In Banks v. Cypres Chase Condominium Association B, Inc. and Andre Bujold, No. 22-60747-CIV-MORENO, 2022 WL 2870127 (S.D.Fla. July 21, 2022), the court, inter alia, held that plaintiff did not sufficiently allege a race-based hostile work environment claim under 42 U.S.C. § 1981, and accordingly dismissed it under Federal Rule of Civil Procedure 12(b)(6).
From the decision:
[Defendant] Bujold’s alleged conduct here—calling Banks a liar, referring to her as “you people,” standing close to her, peering through the window at her, accusing her of poor performance, and yelling at her—falls short of creating a hostile work environment. A survey of Eleventh Circuit precedent confirms that the alleged conduct here is not “severe” as that term is used in the case law. See Adams v. Austal, U.S.A., L.L.C., 754 F.3d 1240, 1254 (11th Cir. 2014) (confederate flag on co-worker clothing, racist graffiti in the men’s room, and several racial slurs); Gupta v. Florida Bd. of Regents, 212 F.3d 571, 578-79 (11th Cir. 2000) (supervisor suggestively touched plaintiff on several occasions, lifted her dress, asked her to lunch, told her she was beautiful, stared at her, and called her at home on numerous occasions).

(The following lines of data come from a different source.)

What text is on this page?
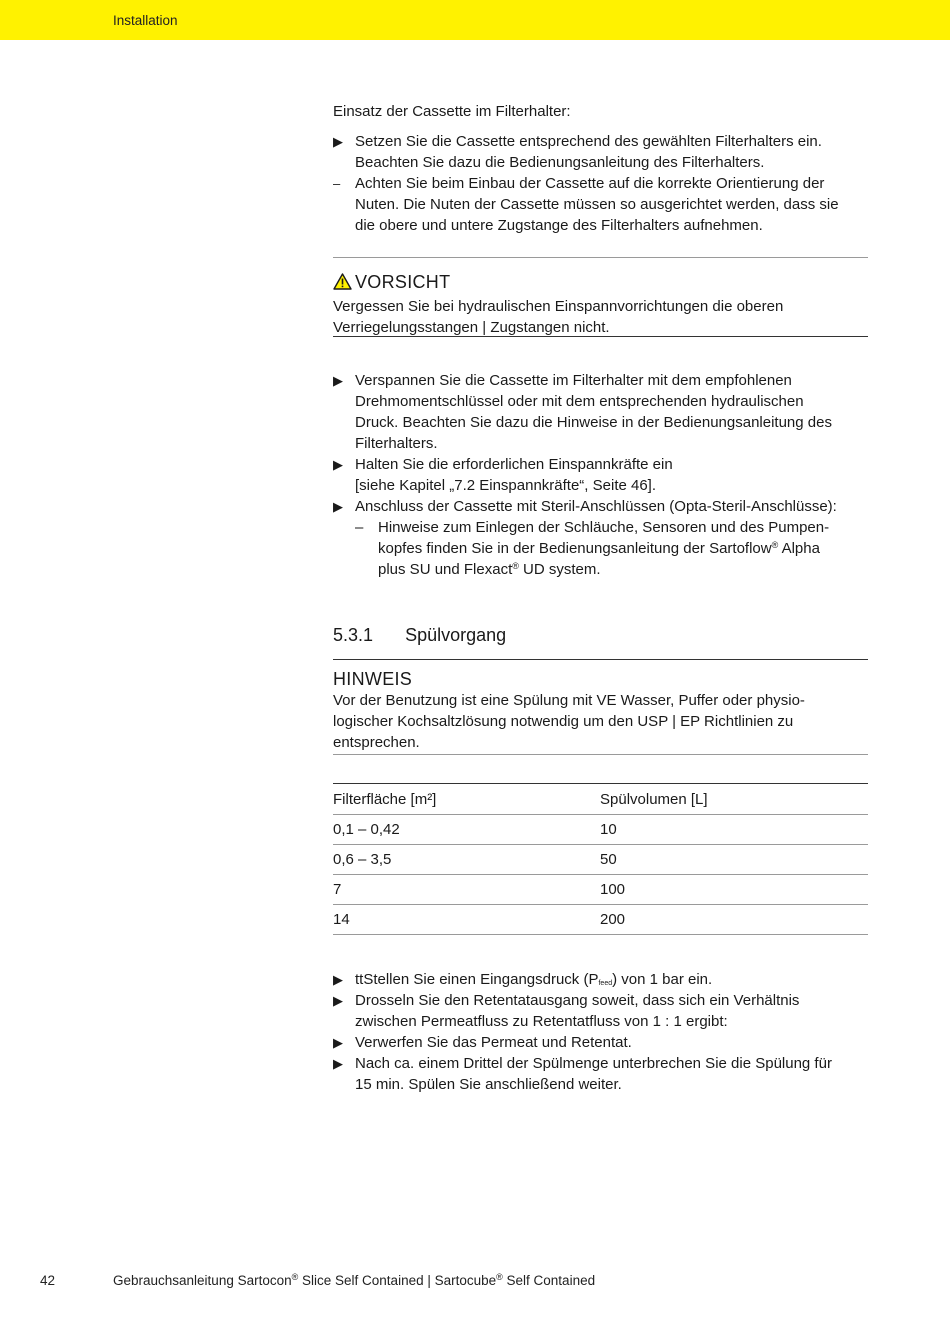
Installation

Einsatz der Cassette im Filterhalter:

▶ Setzen Sie die Cassette entsprechend des gewählten Filterhalters ein.

Beachten Sie dazu die Bedienungsanleitung des Filterhalters.

– Achten Sie beim Einbau der Cassette auf die korrekte Orientierung der

Nuten. Die Nuten der Cassette müssen so ausgerichtet werden, dass sie

die obere und untere Zugstange des Filterhalters aufnehmen.

VORSICHT

Vergessen Sie bei hydraulischen Einspannvorrichtungen die oberen

Verriegelungsstangen | Zugstangen nicht.

▶ Verspannen Sie die Cassette im Filterhalter mit dem empfohlenen

Drehmomentschlüssel oder mit dem entsprechenden hydraulischen

Druck. Beachten Sie dazu die Hinweise in der Bedienungsanleitung des

Filterhalters.

▶ Halten Sie die erforderlichen Einspannkräfte ein

[siehe Kapitel „7.2 Einspannkräfte“, Seite 46].

▶ Anschluss der Cassette mit Steril-Anschlüssen (Opta-Steril-Anschlüsse):

– Hinweise zum Einlegen der Schläuche, Sensoren und des Pumpen-

kopfes finden Sie in der Bedienungsanleitung der Sartoflow® Alpha

plus SU und Flexact® UD system.

5.3.1 Spülvorgang

HINWEIS

Vor der Benutzung ist eine Spülung mit VE Wasser, Puffer oder physio-

logischer Kochsaltzlösung notwendig um den USP | EP Richtlinien zu

entsprechen.

Filterfläche [m²]	Spülvolumen [L]
0,1 – 0,42	10
0,6 – 3,5	50
7	100
14	200
▶ ttStellen Sie einen Eingangsdruck $(P_{feed})$ von 1 bar ein.

▶ Drosseln Sie den Retentatausgang soweit, dass sich ein Verhältnis

zwischen Permeatfluss zu Retentatfluss von 1 : 1 ergibt:

▶ Verwerfen Sie das Permeat und Retentat.

▶ Nach ca. einem Drittel der Spülmenge unterbrechen Sie die Spülung für

15 min. Spülen Sie anschließend weiter.

42	Gebrauchsanleitung Sartocon® Slice Self Contained | Sartocube® Self Contained
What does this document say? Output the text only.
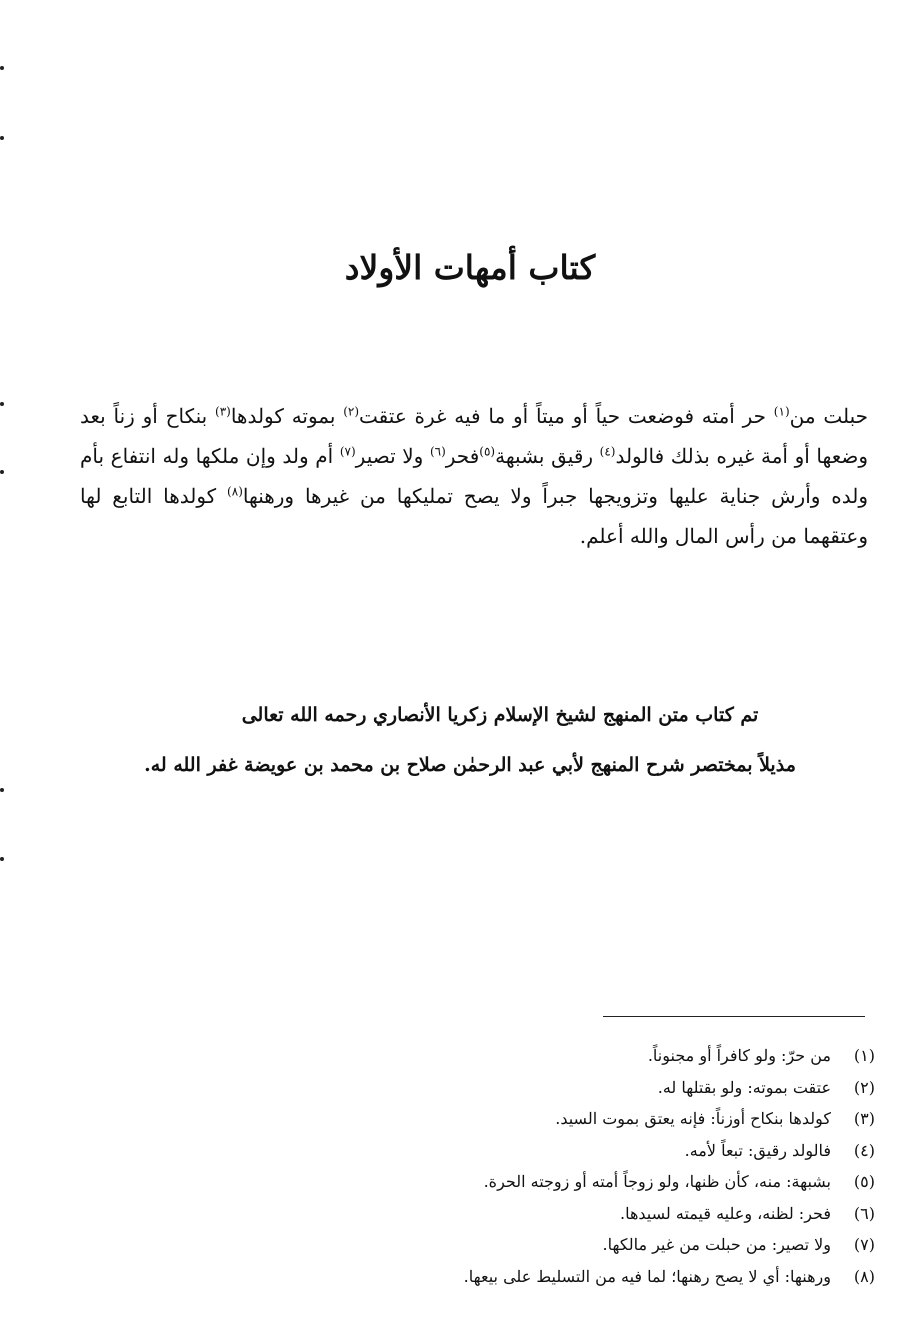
كتاب أمهات الأولاد

حبلت من$^{(١)}$ حر أمته فوضعت حياً أو ميتاً أو ما فيه غرة عتقت$^{(٢)}$ بموته كولدها$^{(٣)}$ بنكاح أو زناً بعد وضعها أو أمة غيره بذلك فالولد$^{(٤)}$ رقيق بشبهة$^{(٥)}$فحر$^{(٦)}$ ولا تصير$^{(٧)}$ أم ولد وإن ملكها وله انتفاع بأم ولده وأرش جناية عليها وتزويجها جبراً ولا يصح تمليكها من غيرها ورهنها$^{(٨)}$ كولدها التابع لها وعتقهما من رأس المال والله أعلم.

تم كتاب متن المنهج لشيخ الإسلام زكريا الأنصاري رحمه الله تعالى
مذيلاً بمختصر شرح المنهج لأبي عبد الرحمٰن صلاح بن محمد بن عويضة غفر الله له.
(١)
من حرّ: ولو كافراً أو مجنوناً.
(٢)
عتقت بموته: ولو بقتلها له.
(٣)
كولدها بنكاح أوزناً: فإنه يعتق بموت السيد.
(٤)
فالولد رقيق: تبعاً لأمه.
(٥)
بشبهة: منه، كأن ظنها، ولو زوجاً أمته أو زوجته الحرة.
(٦)
فحر: لظنه، وعليه قيمته لسيدها.
(٧)
ولا تصير: من حبلت من غير مالكها.
(٨)
ورهنها: أي لا يصح رهنها؛ لما فيه من التسليط على بيعها.
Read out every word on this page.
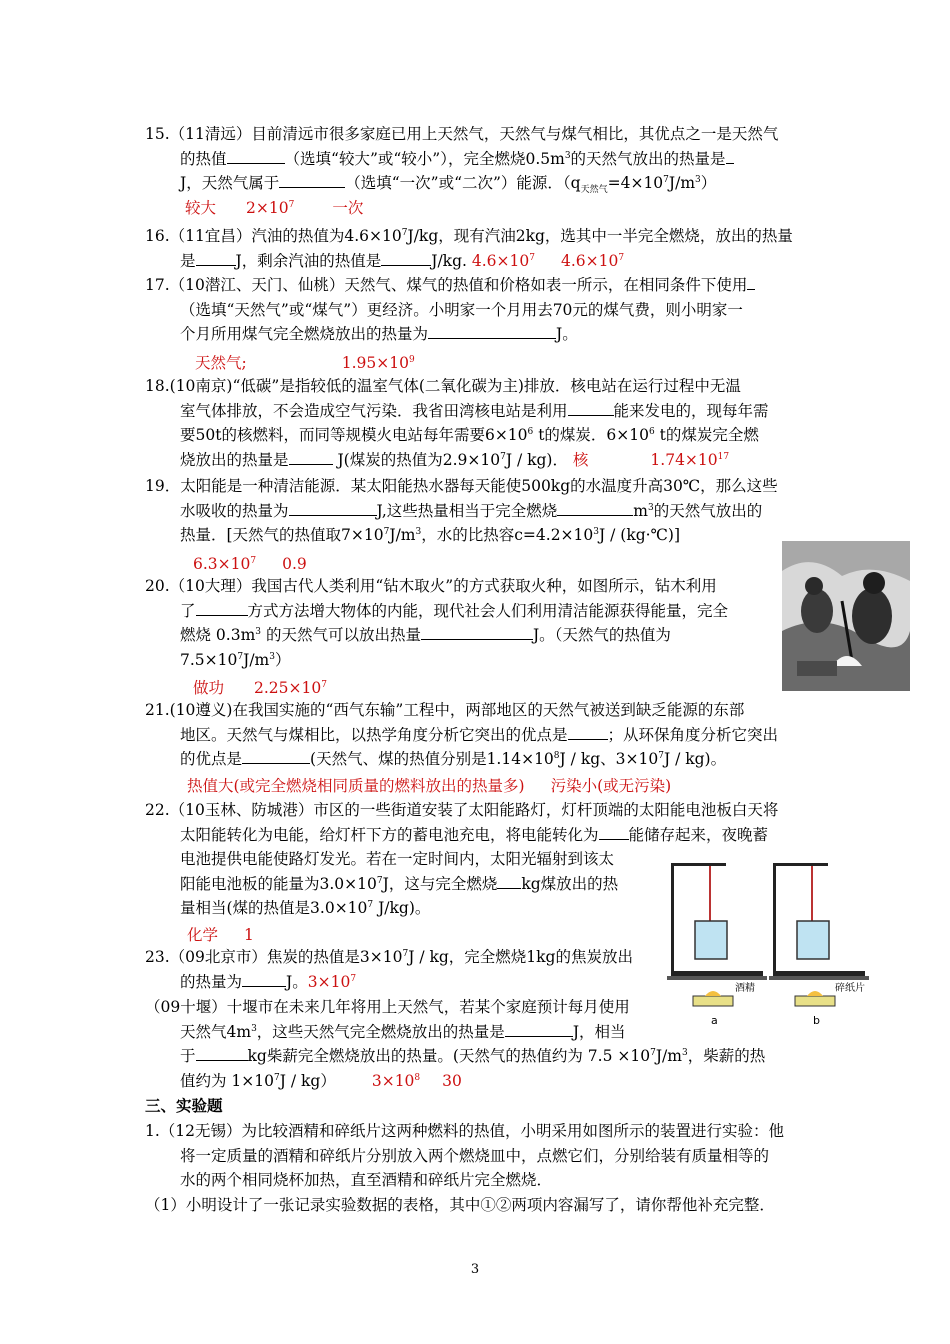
15.（11清远）目前清远市很多家庭已用上天然气，天然气与煤气相比，其优点之一是天然气
的热值	（选填“较大”或“较小”），完全燃烧$0.5m^3$的天然气放出的热量是
J，天然气属于	（选填“一次”或“二次”）能源．$(q_{天然气}=4\times 10^7J/m^3)$
较大 $2\times 10^7$ 一次
16.（11宜昌）汽油的热值为$4.6\times 10^7J/kg$，现有汽油2kg，选其中一半完全燃烧，放出的热量
是	J，剩余汽油的热值是	J/kg. $4.6\times 10^7$ $4.6\times 10^7$
17.（10潜江、天门、仙桃）天然气、煤气的热值和价格如表一所示，在相同条件下使用
（选填“天然气”或“煤气”）更经济。小明家一个月用去70元的煤气费，则小明家一
个月所用煤气完全燃烧放出的热量为	J。
天然气;	$1.95\times 10^9$
18.(10南京)“低碳”是指较低的温室气体(二氧化碳为主)排放．核电站在运行过程中无温
室气体排放，不会造成空气污染．我省田湾核电站是利用	能来发电的，现每年需
要50t的核燃料，而同等规模火电站每年需要$6\times 10^6$ t的煤炭．$6\times 10^6$ t的煤炭完全燃
烧放出的热量是	J(煤炭的热值为$2.9\times 10^7J / kg$)． 核	$1.74\times 10^{17}$
19．太阳能是一种清洁能源．某太阳能热水器每天能使500kg的水温度升高30℃，那么这些
水吸收的热量为	J,这些热量相当于完全燃烧	$m^3$的天然气放出的
热量．[天然气的热值取$7\times 10^7J/m^3$，水的比热容$c=4.2\times 10^3J$ / (kg·℃)]
$6.3\times 10^7$ 0.9
20.（10大理）我国古代人类利用“钻木取火”的方式获取火种，如图所示，钻木利用
了	方式方法增大物体的内能，现代社会人们利用清洁能源获得能量，完全
燃烧 $0.3m^3$ 的天然气可以放出热量	J。（天然气的热值为
$7.5\times 10^7J/m^3$）
做功 $2.25\times 10^7$
21.(10遵义)在我国实施的“西气东输”工程中，两部地区的天然气被送到缺乏能源的东部
地区。天然气与煤相比，以热学角度分析它突出的优点是	；从环保角度分析它突出
的优点是	(天然气、煤的热值分别是$1.14\times 10^8J$ / kg、$3\times 10^7J / kg$)。
热值大(或完全燃烧相同质量的燃料放出的热量多) 污染小(或无污染)
22.（10玉林、防城港）市区的一些街道安装了太阳能路灯，灯杆顶端的太阳能电池板白天将
太阳能转化为电能，给灯杆下方的蓄电池充电，将电能转化为 能储存起来，夜晚蓄
电池提供电能使路灯发光。若在一定时间内，太阳光辐射到该太
阳能电池板的能量为$3.0\times 10^7J$，这与完全燃烧 kg煤放出的热
量相当(煤的热值是$3.0\times 10^7$ J/kg)。
化学 1
23.（09北京市）焦炭的热值是$3\times 10^7J$ / kg，完全燃烧1kg的焦炭放出
的热量为	J。$3\times 10^7$
（09十堰）十堰市在未来几年将用上天然气，若某个家庭预计每月使用
天然气$4m^3$，这些天然气完全燃烧放出的热量是	J，相当
于	kg柴薪完全燃烧放出的热量。(天然气的热值约为 $7.5 \times 10^7J/m^3$，柴薪的热
值约为 $1\times 10^7J / kg$） $3\times 10^8$ 30
酒精	碎纸片
a	b
三、实验题
1.（12无锡）为比较酒精和碎纸片这两种燃料的热值，小明采用如图所示的装置进行实验：他
将一定质量的酒精和碎纸片分别放入两个燃烧皿中，点燃它们，分别给装有质量相等的
水的两个相同烧杯加热，直至酒精和碎纸片完全燃烧．
（1）小明设计了一张记录实验数据的表格，其中①②两项内容漏写了，请你帮他补充完整．
3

Take, for example, Judge Altonaga’s application of the relevant precedent in Thompson v. City of Miami Beach, Fla., 990 F. Supp. 2d 1335 (S.D. Fla. 2014). In that case, the plaintiff’s supervisor hurled profane racial slurs at him on three separate occasions, gave him a workplace nickname referring to a movie character of the same race, aggressively berated him about his performance, and monitored the plaintiff during his work so as to intimidate him. The order explained that the three racial slurs were insufficiently severe, in part given their infrequency, but especially absent any allegation that they interfered with the plaintiff’s job performance or involved physical harassment. And the other allegations were not race-related; instead, they reflected “boorish and rude behavior” which evidenced that the plaintiff’s supervisor needed better manners and leadership skills. Id. But still, the behavior fell well short of creating a hostile work environment.
Likewise here, the alleged slur—“you people”—is not severe enough on its own. There is no allegation that any of Bujold’s conduct interfered with Banks’s job performance. And while Banks alleges physical intimidation by “close” standing, this alleged physicality is not enough: if the Eleventh Circuit has found a short, physical “tussle” to lack sufficient severity, then standing close so as to intimidate an employee is also not severe. See Brathwaite v. Sch. Bd. of Broward Cnty., Fla., 763 F. App’x 856, 859 (11th Cir. 2019). Finally, though the alleged conduct is somewhat frequent—ten to fifteen occasions from March to July—that factor is not enough to overcome the deficiency in the other three considerations just discussed. Not to mention, it is questionable whether the use of the phrase “you people” is enough to meaningfully link the other alleged conduct to Banks’s protected status.
[Cleaned up.]
The court also dismissed plaintiff’s race-based discrimination claim, holding that plaintiff’s complaint failed to sufficiently allege that plaintiff was treated less favorably than a “comparator” outside her protected class.